L’évangile du pape François selon saint Wim
Tout en flirtant dangereusement avec l’hagiographie, le réalisateur allemand livre un documentaire intéressant dans son parti pris de faire de Jorge Mario Bergoglio un humaniste plutôt qu’un leader religieux
21 juin, c’est la Fête de la musique. Mais ce jour-là, deux mois après avoir accueilli 22000 fans lors de la grand-messe rock donnée par Metallica, les halles de Palexpo ne seront pas transformées en salle de concert géante. C’est même une vraie messe qui y sera célébrée, et pas par le premier venu: le pape François, 266e souverain pontife de l’Eglise catholique, sera à Genève… face à 41000 fidèles! Le gang à James Hetfield se la joue petit bras, en comparaison.

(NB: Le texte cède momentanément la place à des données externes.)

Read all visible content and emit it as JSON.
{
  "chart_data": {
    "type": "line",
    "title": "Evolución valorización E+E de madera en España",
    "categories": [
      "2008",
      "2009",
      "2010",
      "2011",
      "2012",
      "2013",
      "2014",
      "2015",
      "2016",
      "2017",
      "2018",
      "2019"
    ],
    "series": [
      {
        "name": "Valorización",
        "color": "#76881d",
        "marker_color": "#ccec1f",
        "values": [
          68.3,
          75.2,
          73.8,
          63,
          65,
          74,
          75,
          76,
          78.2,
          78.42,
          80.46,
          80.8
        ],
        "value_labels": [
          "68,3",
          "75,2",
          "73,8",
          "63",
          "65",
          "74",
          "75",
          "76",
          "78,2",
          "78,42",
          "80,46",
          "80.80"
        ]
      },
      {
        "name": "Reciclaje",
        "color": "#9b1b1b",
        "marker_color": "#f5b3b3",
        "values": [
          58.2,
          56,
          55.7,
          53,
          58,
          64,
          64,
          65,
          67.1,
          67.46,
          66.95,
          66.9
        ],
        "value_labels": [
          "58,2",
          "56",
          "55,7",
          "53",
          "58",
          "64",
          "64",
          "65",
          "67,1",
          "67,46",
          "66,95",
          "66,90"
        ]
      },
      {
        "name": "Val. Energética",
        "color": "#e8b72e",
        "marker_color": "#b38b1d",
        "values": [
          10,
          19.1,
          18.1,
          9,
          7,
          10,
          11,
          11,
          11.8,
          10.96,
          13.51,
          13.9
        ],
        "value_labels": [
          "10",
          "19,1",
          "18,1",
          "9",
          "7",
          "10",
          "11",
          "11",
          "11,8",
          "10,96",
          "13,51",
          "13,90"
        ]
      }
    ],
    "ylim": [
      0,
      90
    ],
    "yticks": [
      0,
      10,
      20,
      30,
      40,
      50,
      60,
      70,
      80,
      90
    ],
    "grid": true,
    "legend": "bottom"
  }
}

Jorge Mario Bergoglio, élu pape le 13 mars 2013, serait donc une star. L’ancien cardinal et archevêque de Buenos Aires semble en effet avoir su rassembler de manière bien plus large que ses prédécesseurs Jean Paul II et Benoît XVI. Probablement parce qu’il est porteur d’un message humaniste autant que religieux. C’est en tout cas ce qui ressort du documentaire que lui consacre Wim Wenders, Le pape François – Un homme de parole. Le film s’ouvre d’ailleurs non pas sur un texte religieux, mais sur un message écologique, lu en voix off par le réalisateur allemand: 150 espèces disparaissent chaque jour à cause de nos actions.
La promesse d’un nom
Pour Wenders, François est intéressant parce qu’il est le premier pape issu du continent latino-américain et le premier jésuite, mais aussi le premier à s’être choisi comme nom celui de saint François d’Assise (1181-1226), «un des saints catholiques les plus révérés, un réformateur qui a dédié sa vie à soulager les pauvres et éprouvait un profond amour pour la nature et toutes les créatures de la Terre, qu’il considérait comme la mère suprême». Le simple nom de François constituait ainsi une promesse, une piste à creuser.
Le documentaire dresse ainsi des parallèles entre le parcours de François d’Assise et Bergoglio. Wenders a même tourné, en noir et blanc, quelques vignettes illustrant le parcours d’un saint dont la vie a déjà été portée à l’écran par Roberto Rossellini (Les onze Fioretti de François d’Assise, 1950), Michael Curtiz (François d’Assise, 1961), Franco Zeffirelli (François et le chemin du soleil, 1972) et Liliana Cavani (Francesco, 1989, avec Mickey Rourke dans le rôle-titre). Mais il s’agit là de la partie la plus maladroite de son film, qui aurait gagné à n’être qu’une brève introduction. Car l’intérêt premier du long métrage réside dans les quatre longues interviews filmées du pape, assorties de nombreuses images d’archives le montrant en train de parcourir le monde pour y porter des messages de paix et d’espoir.
Au Congrès américain
Un homme de parole est un film de commande: Wenders s’est vu, fin 2013, proposer sa réalisation par le Vatican, assortie d’un accès libre aux archives et d’une liberté totale sur le montage final. Alors, porté par cette marque de confiance et le charisme du pape, le cinéaste n’a visiblement pas cherché à dénicher de contradictions dans les actes et déclarations de l’Argentin. Mais dans le fond, y en a-t-il? A écouter cet homme qui a décidé de vivre humblement et cherche à alerter l’opinion publique sur des questions tant sociales que géopolitiques et environnementales, on se dit que non. Le voir au Congrès américain dénoncer le marché des armes est une image forte, d’autant plus lorsqu’on se souvient des déclarations pour le moins hasardeuses de Jean Paul II et de Benoît XVI, notamment sur le sida.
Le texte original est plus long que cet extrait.